Frequency only and frequency and spatial binary threshold mean squared error precipitation over all tracks within 24 h of landfall to the end of the tracks. Left blue for model results and right red for random results. Median as a dark black line, 25th and 75th percentile as thin black line

5.5 Linking k-NN precipitation and C3 HITS for sample 2020 year

Individual sample C3 HITS run of 2020 using the observed number of 2020 TCs as explained in Sect. 4.5. The N. Atlantic Gulf landfalling TCs are recorded 24 h before landfall to the track end in 6-h increments. The observed 2020 had eight Gulf landfalls, but our simulation had 6. The six tracks have 124 6-h frames. The median of the 1000 rank draws is computed and summed over the 124 frames giving the total precipitation of Gulf coast landfalling TCs over the simulated 2020 season (Fig. 11).
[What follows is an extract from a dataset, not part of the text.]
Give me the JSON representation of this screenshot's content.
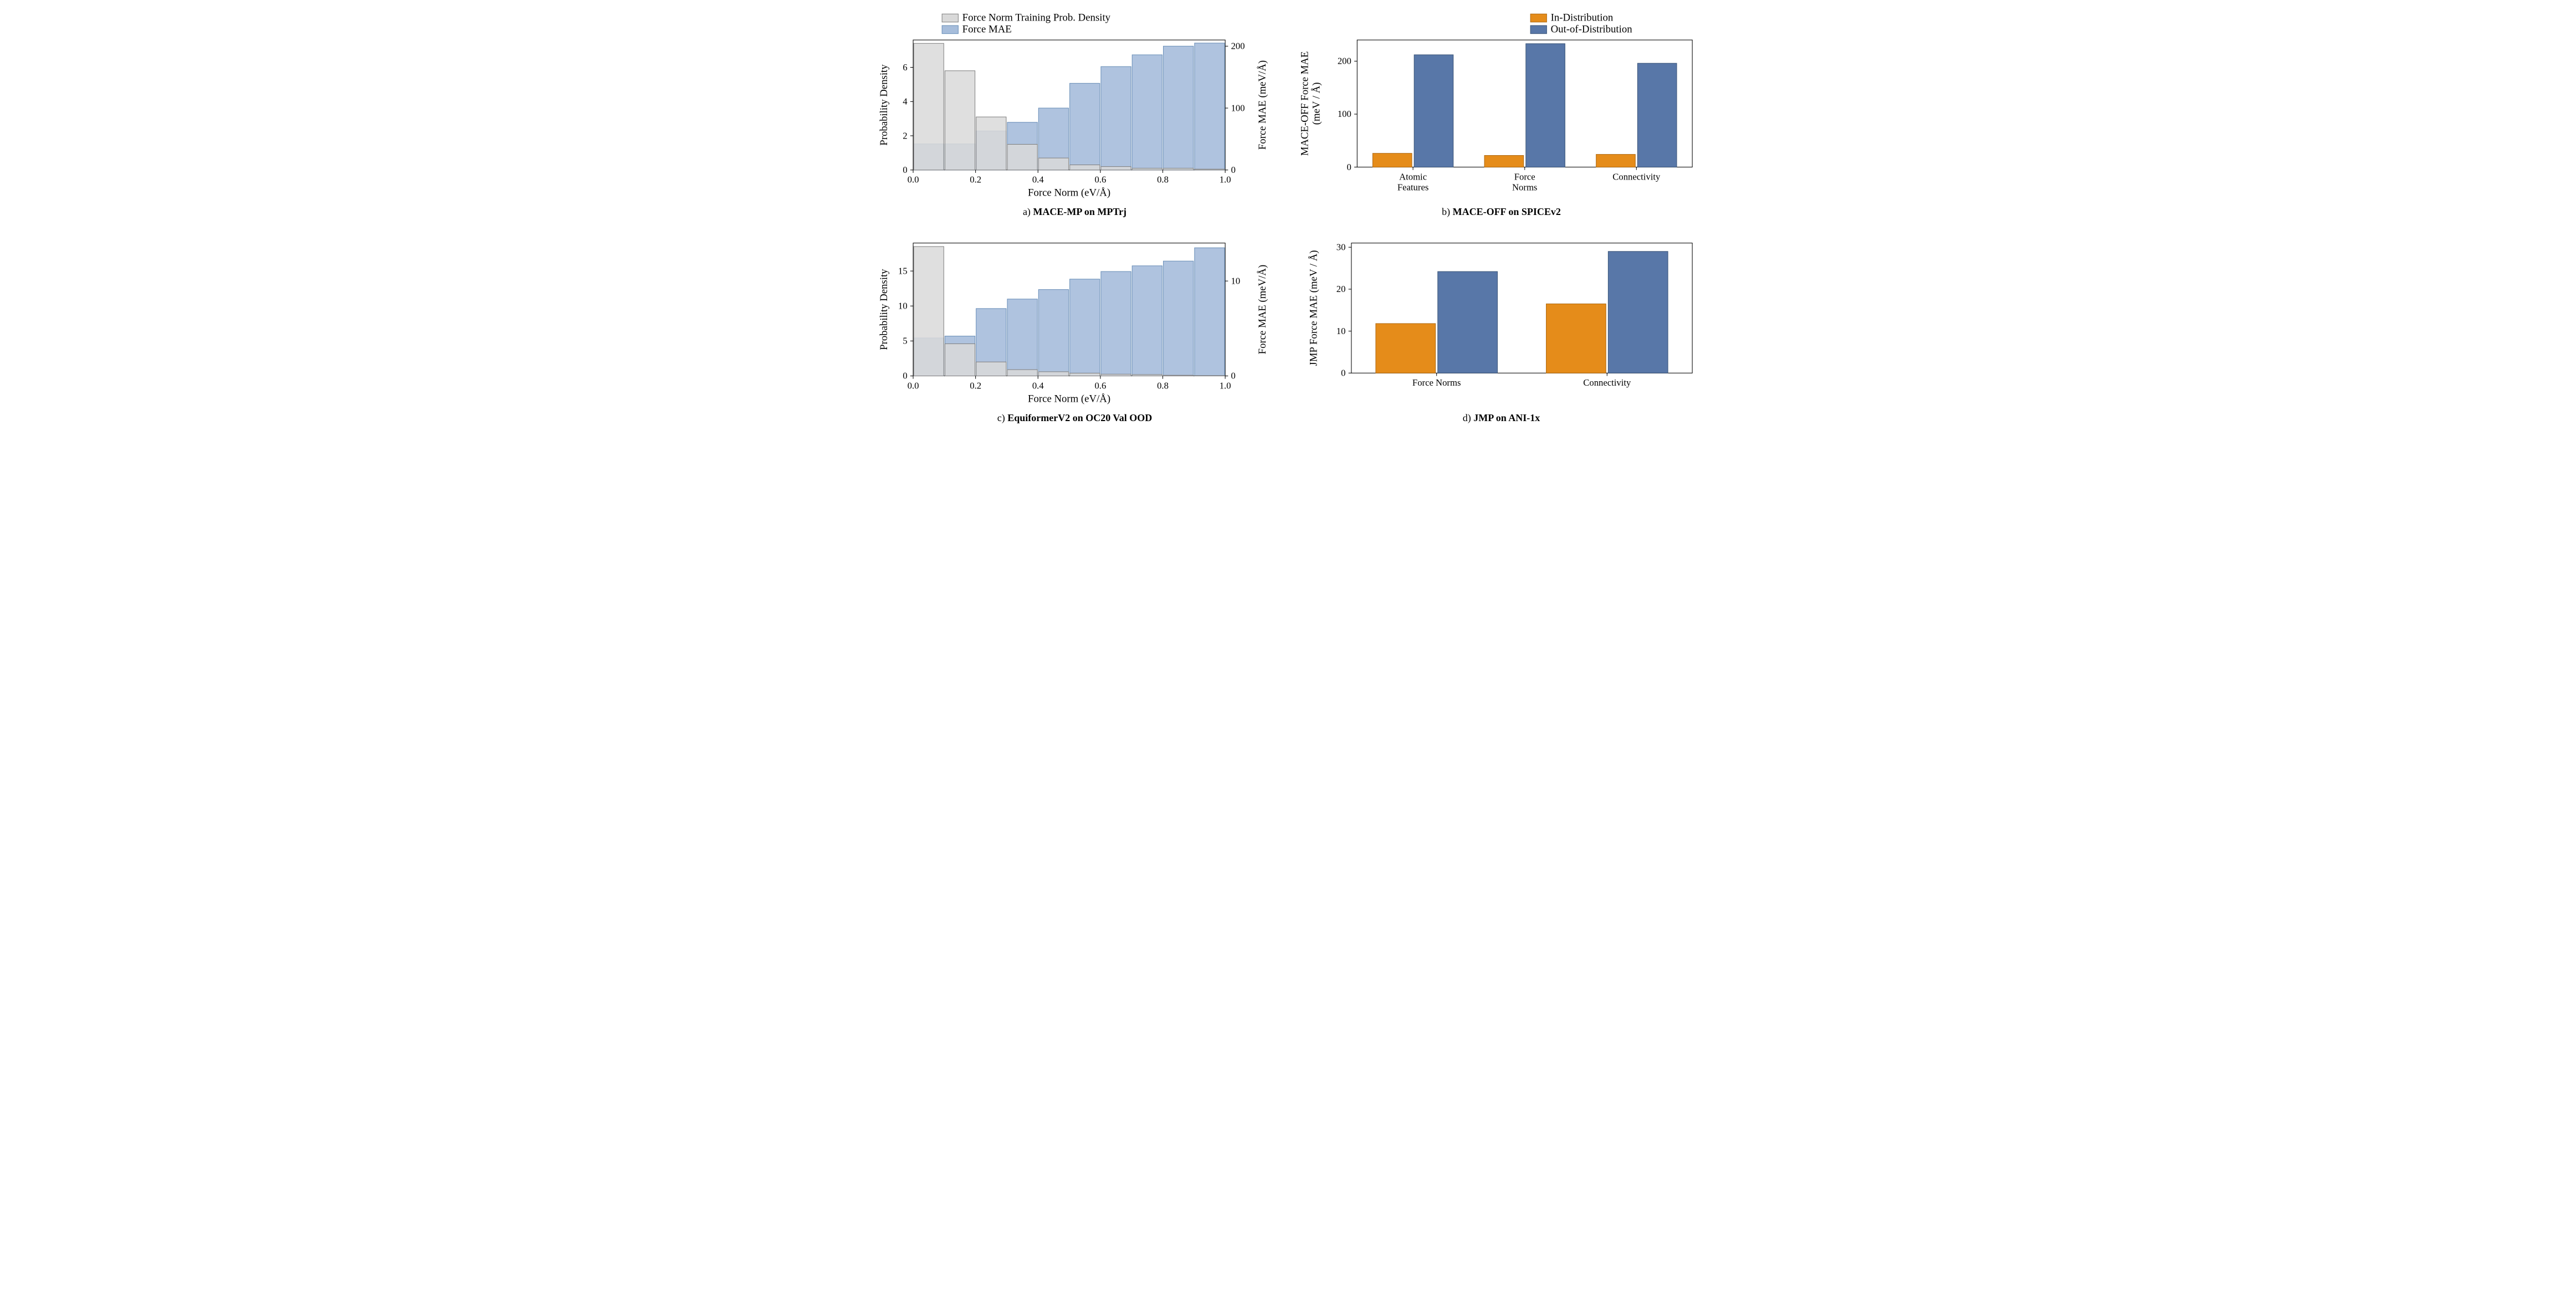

Many C3 HITS can be run with many median or maximum k-NN simulated precipitation seasons resulting in theoretical bounds on precipitation amounts from Gulf landfalling hurricanes from a particular season for risk analysis.

Fig. 11
figure 11

Median of k-NN model precipitation of an example C3 HITS 2020 N. Atlantic hurricane season

6 Summary and future work

The precipitation of Gulf coast landfalls was simulated over the PERSIANN-CDR-CCS data period including in-sample and out-of-sample examinations of Hurricanes Katrina, Rita, and Harvey with those showing more skill during standard low shear Gulf coast climate conditions. Historically statistical TC precipitation models of CLIPPER origin have significantly underestimated peak precipitation (Marks 2003), but using the PERSIANN-CDR-CCS data as a base for this new precipitation model, Fig. 7 shows an underestimation of the low precipitation (Fig. 6) fringe edges but not in the peak areas.
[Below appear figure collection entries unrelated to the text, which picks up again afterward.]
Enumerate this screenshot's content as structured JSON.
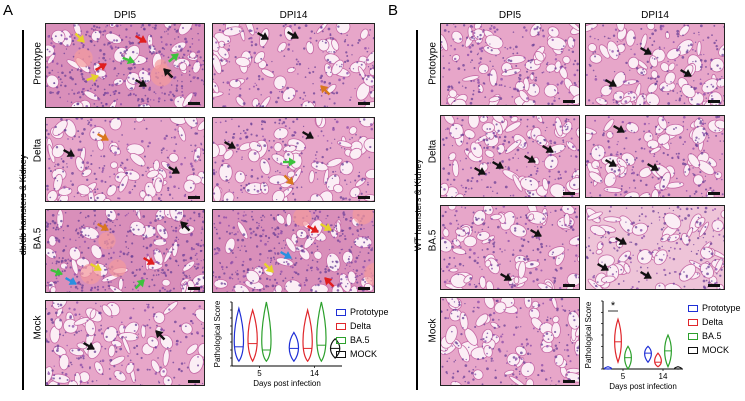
{
  "panelA": {
    "letter": "A",
    "columns": [
      "DPI5",
      "DPI14"
    ],
    "rows": [
      "Prototype",
      "Delta",
      "BA.5",
      "Mock"
    ],
    "side_label": "db/db hamsters & Kidney",
    "chart": {
      "ylabel": "Pathological Score",
      "xlabel": "Days post infection",
      "y_ticks": [
        "0",
        "5",
        "10",
        "15",
        "20",
        "25",
        "30",
        "35",
        "40"
      ],
      "x_ticks": [
        "5",
        "14"
      ]
    }
  },
  "panelB": {
    "letter": "B",
    "columns": [
      "DPI5",
      "DPI14"
    ],
    "rows": [
      "Prototype",
      "Delta",
      "BA.5",
      "Mock"
    ],
    "side_label": "WT hamsters & Kidney",
    "chart": {
      "ylabel": "Pathological Score",
      "xlabel": "Days post infection",
      "y_ticks": [
        "0",
        "5",
        "10",
        "15",
        "20",
        "25",
        "30"
      ],
      "x_ticks": [
        "5",
        "14"
      ],
      "significance": "*"
    }
  },
  "legend": [
    {
      "name": "Prototype",
      "color": "#1f2fd6"
    },
    {
      "name": "Delta",
      "color": "#e0262b"
    },
    {
      "name": "BA.5",
      "color": "#2ca02c"
    },
    {
      "name": "MOCK",
      "color": "#111111"
    }
  ],
  "arrow_colors": {
    "black": "#111111",
    "red": "#e01e1e",
    "yellow": "#e6d22a",
    "green": "#3cc23c",
    "orange": "#d9771e",
    "blue": "#2a8fe0"
  },
  "chart_data": [
    {
      "type": "violin",
      "panel": "A",
      "ylabel": "Pathological Score",
      "xlabel": "Days post infection",
      "ylim": [
        0,
        40
      ],
      "categories": [
        "5",
        "14"
      ],
      "series": [
        {
          "name": "Prototype",
          "color": "#1f2fd6",
          "medians": [
            12,
            11
          ],
          "ranges": [
            [
              3,
              36
            ],
            [
              3,
              21
            ]
          ]
        },
        {
          "name": "Delta",
          "color": "#e0262b",
          "medians": [
            14,
            11
          ],
          "ranges": [
            [
              3,
              35
            ],
            [
              3,
              35
            ]
          ]
        },
        {
          "name": "BA.5",
          "color": "#2ca02c",
          "medians": [
            10,
            13
          ],
          "ranges": [
            [
              3,
              40
            ],
            [
              3,
              40
            ]
          ]
        },
        {
          "name": "MOCK",
          "color": "#111111",
          "medians": [
            null,
            11
          ],
          "ranges": [
            null,
            [
              5,
              17
            ]
          ]
        }
      ]
    },
    {
      "type": "violin",
      "panel": "B",
      "ylabel": "Pathological Score",
      "xlabel": "Days post infection",
      "ylim": [
        0,
        30
      ],
      "categories": [
        "5",
        "14"
      ],
      "series": [
        {
          "name": "Prototype",
          "color": "#1f2fd6",
          "medians": [
            0,
            7
          ],
          "ranges": [
            [
              0,
              1
            ],
            [
              3,
              10
            ]
          ]
        },
        {
          "name": "Delta",
          "color": "#e0262b",
          "medians": [
            12,
            3
          ],
          "ranges": [
            [
              3,
              22
            ],
            [
              1,
              7
            ]
          ]
        },
        {
          "name": "BA.5",
          "color": "#2ca02c",
          "medians": [
            5,
            8
          ],
          "ranges": [
            [
              0,
              10
            ],
            [
              1,
              15
            ]
          ]
        },
        {
          "name": "MOCK",
          "color": "#111111",
          "medians": [
            null,
            0
          ],
          "ranges": [
            null,
            [
              0,
              1
            ]
          ]
        }
      ]
    }
  ]
}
Benefits of this k-NN precipitation model include the addition of correlated predictors does not cause a problem as it does in a regression model, the precipitation frames are selected only by predictors so no cross-verification is needed, and the inclusion of the satellite-based neural network and climate data record enhanced precipitation product PERSIANN-CDR-CCS results in better-defined precipitation fields than previous satellite or radar-based statistical-based TC precipitation models. Drawbacks include a relatively short database of TCs from 1983 to 2019 that had 84 Gulf landfalling tracks. This is sufficient for modeling purposes, but more tracks would increase the possible choices of precipitation data frame neighbors to select. With time, more tracks can be added. Also, a decision was made not to include east coast landfalling tracks due to synoptic differences in shear with more encountering mid-latitude systems. Shear changes the precipitation amount and distribution, as illustrated in Fig. 6a in relation to the precipitation from Hurricane Katrina.
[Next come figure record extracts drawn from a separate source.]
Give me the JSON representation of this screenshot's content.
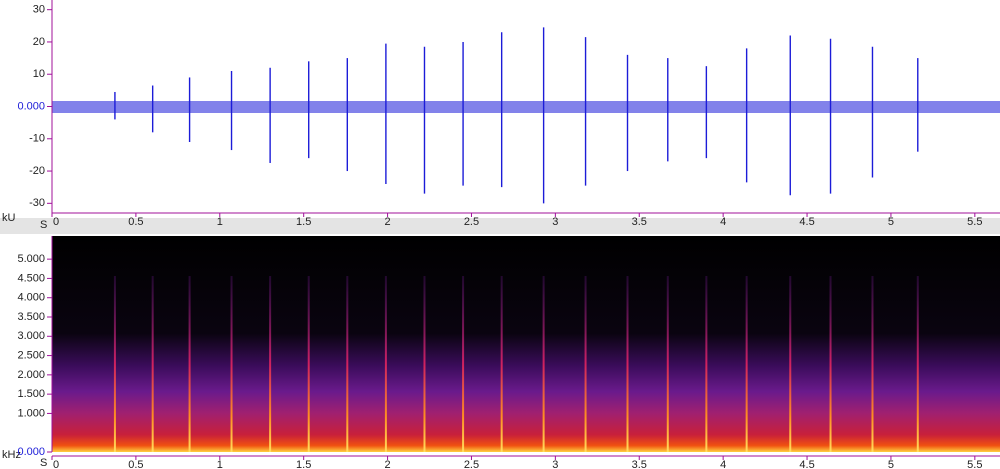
{
  "chart_data": [
    {
      "type": "waveform",
      "y_label": "kU",
      "x_label": "S",
      "x": [
        0.375,
        0.6,
        0.82,
        1.07,
        1.3,
        1.53,
        1.76,
        1.99,
        2.22,
        2.45,
        2.68,
        2.93,
        3.18,
        3.43,
        3.67,
        3.9,
        4.14,
        4.4,
        4.64,
        4.89,
        5.16
      ],
      "series": [
        {
          "color": "#1c1cd8",
          "values": [
            4.5,
            6.5,
            9,
            11,
            12,
            14,
            15,
            19.5,
            18.5,
            20,
            23,
            24.5,
            21.5,
            16,
            15,
            12.5,
            18,
            22,
            21,
            18.5,
            15
          ]
        },
        {
          "color": "#1c1cd8",
          "values": [
            -4,
            -8,
            -11,
            -13.5,
            -17.5,
            -16,
            -20,
            -24,
            -27,
            -24.5,
            -25,
            -30,
            -24.5,
            -20,
            -17,
            -16,
            -23.5,
            -27.5,
            -27,
            -22,
            -14
          ]
        }
      ],
      "xlim": [
        0,
        5.65
      ],
      "xticks": [
        0,
        0.5,
        1,
        1.5,
        2,
        2.5,
        3,
        3.5,
        4,
        4.5,
        5,
        5.5
      ],
      "ylim": [
        -33,
        33
      ],
      "yticks": [
        -30,
        -20,
        -10,
        {
          "value": 0,
          "label": "0.000"
        },
        10,
        20,
        30
      ]
    },
    {
      "type": "spectrogram",
      "y_label": "kHz",
      "x_label": "S",
      "xlim": [
        0,
        5.65
      ],
      "xticks": [
        0,
        0.5,
        1,
        1.5,
        2,
        2.5,
        3,
        3.5,
        4,
        4.5,
        5,
        5.5
      ],
      "ylim": [
        0,
        5.6
      ],
      "yticks": [
        {
          "value": 0,
          "label": "0.000"
        },
        {
          "value": 1,
          "label": "1.000"
        },
        {
          "value": 1.5,
          "label": "1.500"
        },
        {
          "value": 2,
          "label": "2.000"
        },
        {
          "value": 2.5,
          "label": "2.500"
        },
        {
          "value": 3,
          "label": "3.000"
        },
        {
          "value": 3.5,
          "label": "3.500"
        },
        {
          "value": 4,
          "label": "4.000"
        },
        {
          "value": 4.5,
          "label": "4.500"
        },
        {
          "value": 5,
          "label": "5.000"
        }
      ]
    }
  ]
}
Future work includes fully linking the precipitation model to both the C3 HITS statistical model of N. Atlantic hurricane tracks and tracks derived using model future scenarios and exploring east coast landfalls. The benefit of linkage to the statistical model of hurricane tracks is that full distributions of TC precipitation can be used in a risk analysis that can then be used with rainfall-runoff models and topographic and land surface models to assess the potential runoff characteristics. Furthermore, the data can be combined with a surge model for full risk analysis of TC-driven flood hazards. Across all k-NN precipitation model ensembles, potential hot spots of very high precipitation corresponding to flat land areas could be highlighted for potential protection. A financial risk analysis of flooding is beneficial for the insurance industry and government entities.